Nine new Jack in the Box restaurants opened in the first quarter of fiscal 2013, including six franchised locations, compared with 16 new restaurants opened system-wide during the same quarter last year, of which 11 were franchised.
In the first quarter, 17 Qdoba restaurants opened, including 14 franchised locations, versus 15 new restaurants in the year-ago quarter, of which 9 were franchised. The company also acquired 6 Qdoba restaurants from franchisees in the quarter.At January 20, 2013, the company’s system total comprised 2,255 Jack in the Box restaurants, including 1,704 franchised locations, and 636 Qdoba restaurants, including 311 franchised locations. Guidance The following guidance and underlying assumptions reflect the company’s current expectations for the second quarter ending April 14, 2013, and the fiscal year ending September 29, 2013. Fiscal 2013 is a 52-week year, with 16 weeks in the first quarter, and 12 weeks in each of the second, third and fourth quarters. Second quarter fiscal year 2013 guidance
- Same-store sales are expected to be approximately flat at Jack in the Box company restaurants versus a 5.6 percent increase in the year-ago quarter.
- Same-store sales are expected to be flat to down 2 percent at Qdoba company restaurants versus a 3.8 percent increase in the year-ago quarter.
- Same-store sales are expected to increase approximately 1.5 to 2.5 percent at Jack in the Box company restaurants.
- Same-store sales are expected to increase approximately 1.0 to 2.0 percent at Qdoba company restaurants.
- Overall commodity costs are expected to increase by approximately 2 to 3 percent for the full year.
- Restaurant operating margin for the full year is expected to range from approximately 15.5 to 16.0 percent, depending on same-store sales and commodity inflation .

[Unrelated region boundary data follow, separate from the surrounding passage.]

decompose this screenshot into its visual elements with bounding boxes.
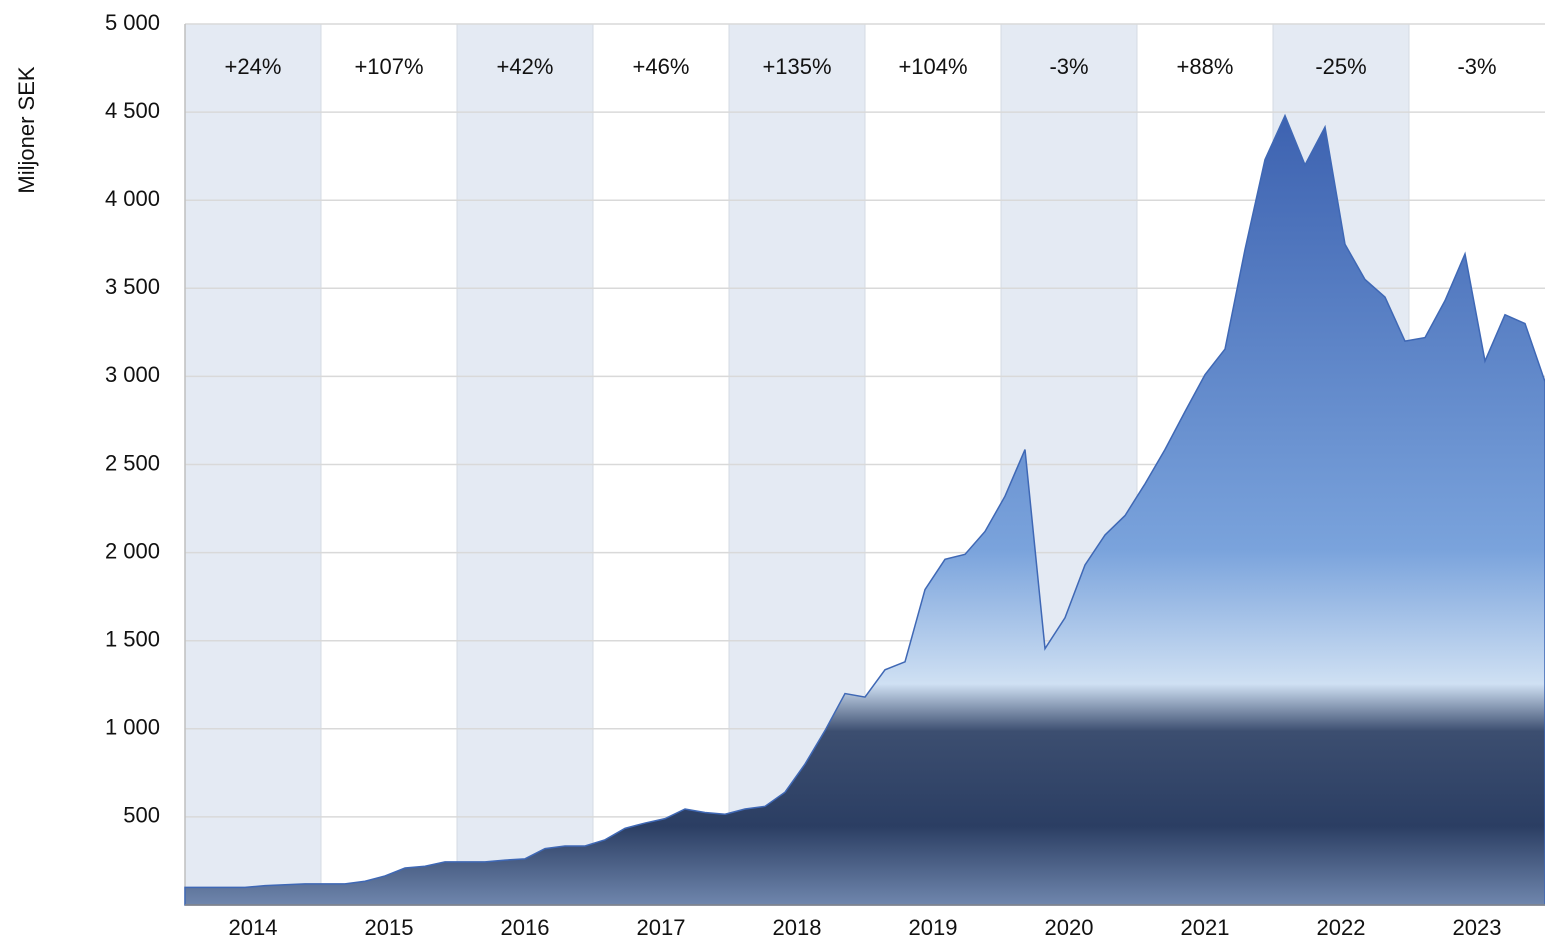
x-tick-label: 2017 — [637, 915, 686, 940]
change-annotation: +46% — [633, 54, 690, 79]
change-annotation: +88% — [1177, 54, 1234, 79]
y-tick-label: 3 500 — [105, 274, 160, 299]
x-tick-label: 2014 — [229, 915, 278, 940]
y-tick-label: 2 000 — [105, 538, 160, 563]
change-annotation: -3% — [1457, 54, 1496, 79]
y-tick-label: 5 000 — [105, 10, 160, 35]
x-tick-label: 2021 — [1181, 915, 1230, 940]
y-tick-label: 1 500 — [105, 627, 160, 652]
change-annotation: +135% — [762, 54, 831, 79]
x-tick-label: 2015 — [365, 915, 414, 940]
y-tick-label: 4 000 — [105, 186, 160, 211]
change-annotation: +104% — [898, 54, 967, 79]
x-tick-label: 2018 — [773, 915, 822, 940]
change-annotation: -25% — [1315, 54, 1366, 79]
change-annotation: -3% — [1049, 54, 1088, 79]
x-tick-label: 2016 — [501, 915, 550, 940]
y-tick-label: 1 000 — [105, 715, 160, 740]
x-tick-label: 2022 — [1317, 915, 1366, 940]
change-annotation: +42% — [497, 54, 554, 79]
y-tick-label: 500 — [123, 803, 160, 828]
y-tick-label: 3 000 — [105, 362, 160, 387]
area — [184, 113, 1545, 906]
change-annotation: +107% — [354, 54, 423, 79]
y-tick-label: 4 500 — [105, 98, 160, 123]
x-tick-label: 2023 — [1453, 915, 1502, 940]
x-tick-label: 2020 — [1045, 915, 1094, 940]
change-annotation: +24% — [225, 54, 282, 79]
y-tick-label: 2 500 — [105, 450, 160, 475]
y-axis-label: Miljoner SEK — [14, 66, 39, 193]
x-tick-label: 2019 — [909, 915, 958, 940]
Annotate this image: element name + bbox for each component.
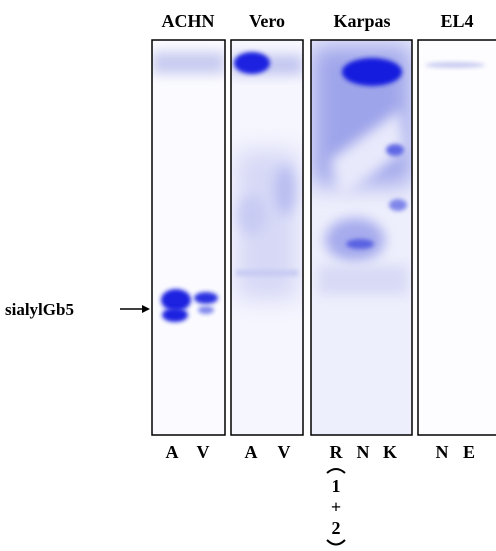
plate-vero	[231, 40, 303, 435]
bracket	[327, 540, 345, 545]
lane-label: E	[463, 442, 475, 462]
plate-karpas	[311, 40, 412, 435]
plate-achn	[152, 40, 225, 435]
band-label: sialylGb5	[5, 300, 74, 319]
arrow-head	[142, 305, 150, 313]
lane-label: R	[330, 442, 344, 462]
tlc-figure: ACHN Vero Karpas EL4 sialylGb5 A V A V R…	[0, 0, 496, 551]
combined-label: 1	[332, 476, 341, 496]
panel-title: ACHN	[162, 11, 215, 31]
lane-label: V	[197, 442, 210, 462]
plate-el4	[418, 40, 496, 435]
lane-label: V	[278, 442, 291, 462]
lane-label: N	[436, 442, 449, 462]
lane-label: A	[166, 442, 179, 462]
bracket	[327, 469, 345, 473]
panel-title: Karpas	[333, 11, 390, 31]
combined-label: 2	[332, 518, 341, 538]
panel-title: Vero	[249, 11, 285, 31]
panel-title: EL4	[440, 11, 473, 31]
lane-label: A	[245, 442, 258, 462]
lane-label: N	[357, 442, 370, 462]
combined-label: +	[331, 497, 341, 517]
lane-label: K	[383, 442, 397, 462]
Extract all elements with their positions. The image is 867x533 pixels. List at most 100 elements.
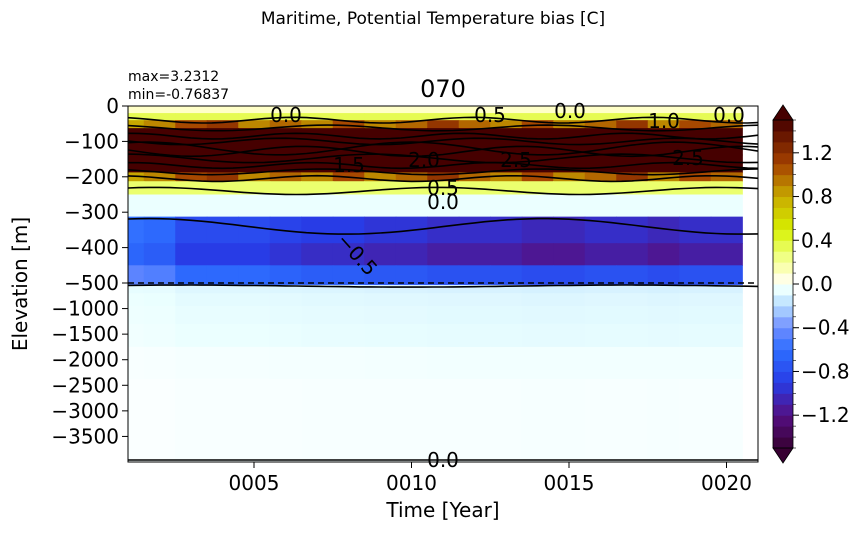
heatmap-cell [364, 181, 397, 196]
heatmap-cell [521, 306, 554, 325]
heatmap-cell [395, 284, 428, 294]
heatmap-cell [206, 154, 239, 165]
heatmap-cell [490, 113, 523, 121]
colorbar-swatch [773, 371, 793, 383]
heatmap-cell [710, 172, 743, 182]
heatmap-cell [710, 145, 743, 156]
y-tick-label: −1000 [51, 297, 119, 321]
heatmap-cell [206, 243, 239, 266]
heatmap-cell [175, 145, 208, 156]
heatmap-cell [238, 113, 271, 121]
heatmap-cell [584, 378, 617, 418]
heatmap-cell [128, 284, 145, 294]
heatmap-cell [269, 378, 302, 418]
heatmap-cell [395, 417, 428, 462]
heatmap-cell [206, 323, 239, 348]
heatmap-cell [458, 194, 491, 218]
plot-frame [127, 105, 759, 463]
heatmap-cell [332, 106, 365, 114]
heatmap-cell [458, 106, 491, 114]
heatmap-cell [521, 323, 554, 348]
heatmap-cell [301, 306, 334, 325]
heatmap-cell [206, 120, 239, 129]
heatmap-cell [710, 265, 743, 286]
heatmap-cell [679, 172, 712, 182]
contour-label: 1.5 [333, 153, 365, 177]
heatmap-cell [269, 194, 302, 218]
heatmap-cell [647, 163, 680, 173]
heatmap-cell [143, 154, 176, 165]
heatmap-cell [553, 378, 586, 418]
heatmap-cell [647, 284, 680, 294]
heatmap-cell [584, 172, 617, 182]
y-tick-label: −3500 [51, 424, 119, 448]
heatmap-cell [521, 145, 554, 156]
colorbar-swatch [773, 360, 793, 372]
heatmap-cell [584, 417, 617, 462]
heatmap-cell [364, 293, 397, 307]
heatmap-cell [332, 284, 365, 294]
heatmap-cell [584, 145, 617, 156]
heatmap-cell [584, 136, 617, 147]
heatmap-cell [175, 172, 208, 182]
heatmap-cell [427, 323, 460, 348]
heatmap-cell [427, 113, 460, 121]
heatmap-cell [553, 113, 586, 121]
contour-0-0-upper [128, 116, 758, 124]
heatmap-cell [332, 378, 365, 418]
colorbar-tick-label: −0.4 [801, 316, 850, 340]
colorbar-extend-max [772, 104, 794, 121]
heatmap-cell [301, 145, 334, 156]
heatmap-cell [647, 265, 680, 286]
heatmap-cell [458, 243, 491, 266]
heatmap-cell [584, 120, 617, 129]
heatmap-cell [332, 265, 365, 286]
heatmap-cell [143, 265, 176, 286]
heatmap-cell [647, 128, 680, 138]
heatmap-cell [490, 172, 523, 182]
heatmap-cell [206, 265, 239, 286]
heatmap-cell [584, 346, 617, 380]
heatmap-cell [679, 136, 712, 147]
y-tick-label: −500 [64, 271, 119, 295]
heatmap-cell [301, 113, 334, 121]
heatmap-cell [238, 194, 271, 218]
heatmap-cell [206, 216, 239, 244]
suptitle: Maritime, Potential Temperature bias [C] [261, 9, 605, 29]
colorbar-swatch [773, 338, 793, 351]
heatmap-cell [238, 163, 271, 173]
heatmap-cell [332, 128, 365, 138]
heatmap-cell [332, 323, 365, 348]
heatmap-cell [710, 243, 743, 266]
heatmap-cell [427, 216, 460, 244]
heatmap-cell [647, 154, 680, 165]
colorbar-tick-label: 0.8 [801, 185, 833, 209]
heatmap-cell [458, 120, 491, 129]
heatmap-cell [521, 216, 554, 244]
heatmap-cell [553, 172, 586, 182]
heatmap-cell [238, 136, 271, 147]
heatmap-cell [553, 284, 586, 294]
heatmap-cell [269, 163, 302, 173]
heatmap-cell [679, 120, 712, 129]
heatmap-cell [490, 120, 523, 129]
colorbar-extend-min [772, 447, 794, 464]
heatmap-cell [647, 378, 680, 418]
heatmap-cell [206, 284, 239, 294]
heatmap-cell [143, 417, 176, 462]
heatmap-cell [175, 243, 208, 266]
heatmap-cell [616, 323, 649, 348]
heatmap-cell [616, 293, 649, 307]
heatmap-cell [364, 216, 397, 244]
heatmap-cell [238, 243, 271, 266]
heatmap-cell [490, 293, 523, 307]
heatmap-cell [238, 306, 271, 325]
heatmap-cell [584, 194, 617, 218]
heatmap-cell [395, 323, 428, 348]
heatmap-cell [458, 216, 491, 244]
heatmap-cell [332, 163, 365, 173]
heatmap-cell [269, 417, 302, 462]
heatmap-cell [710, 120, 743, 129]
heatmap-cell [553, 265, 586, 286]
heatmap-cell [584, 306, 617, 325]
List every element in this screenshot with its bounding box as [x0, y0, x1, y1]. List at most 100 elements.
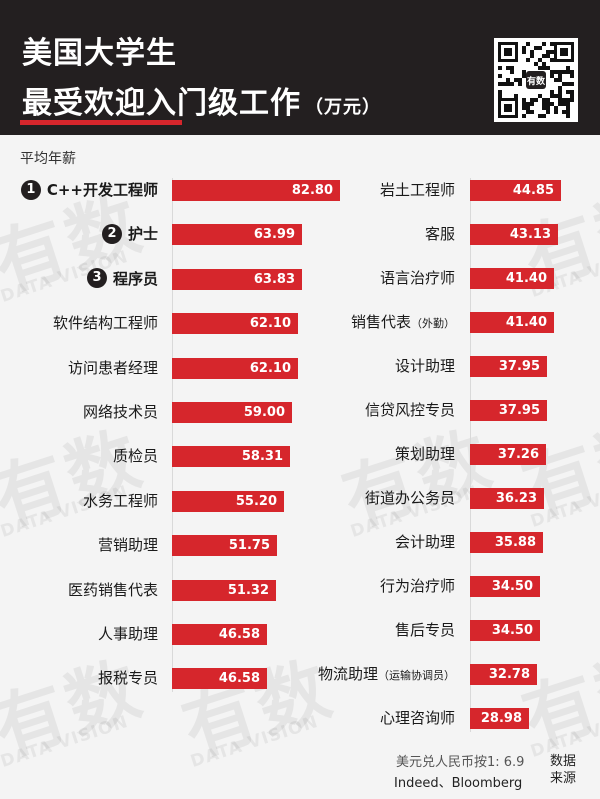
bar [470, 708, 529, 729]
bar-label-text: 质检员 [112, 447, 158, 466]
bar-label-text: 语言治疗师 [379, 269, 455, 287]
title-underline [20, 120, 182, 125]
bar-value-label: 63.99 [253, 227, 295, 243]
bar-label: 信贷风控专员 [365, 398, 455, 422]
watermark-text: 有数 [172, 645, 344, 773]
bar-value-label: 35.88 [494, 535, 536, 550]
bar-label-text: 程序员 [112, 269, 158, 288]
bar [172, 668, 267, 690]
bar-label-note: （运输协调员） [378, 669, 455, 682]
bar-label: 售后专员 [395, 618, 455, 642]
bar [172, 180, 340, 201]
title-line-2: 最受欢迎入门级工作 （万元） [22, 78, 381, 122]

- SG&A as a percentage of revenue is expected to be in the mid-14 percent range as compared to 14.7% in fiscal 2012. G&A as a percentage of system-wide sales is expected to decline to approximately 4.3% in fiscal 2013 from 4.6% in fiscal 2012.
- Impairment and other charges as a percentage of revenue are expected to be approximately 50 to 70 basis points, excluding restructuring charges.
- The company no longer provides guidance with respect to refranchising gains or proceeds.
- 20 to 25 new Jack in the Box restaurants are expected to open, including approximately 10 company locations.
- 70 to 85 new Qdoba restaurants are expected to open, of which approximately 40 to 45 are expected to be company locations.
- Capital expenditures are expected to be $95 to $105 million.
- The tax rate is expected to be approximately 35 to 36 percent.
- Operating earnings per share, which the company defines as diluted earnings per share from continuing operations on a GAAP basis excluding restructuring charges and gains from refranchising, are now expected to range from $1.48 to $1.63 in fiscal 2013 as compared to operating earnings per share of $1.20 in fiscal 2012.
- Diluted earnings per share includes approximately $0.04 of incentive payments to Jack in the Box franchisees in fiscal 2013 to complete the installation of new signage as compared to $0.11 in fiscal 2012 to complete the re-image program.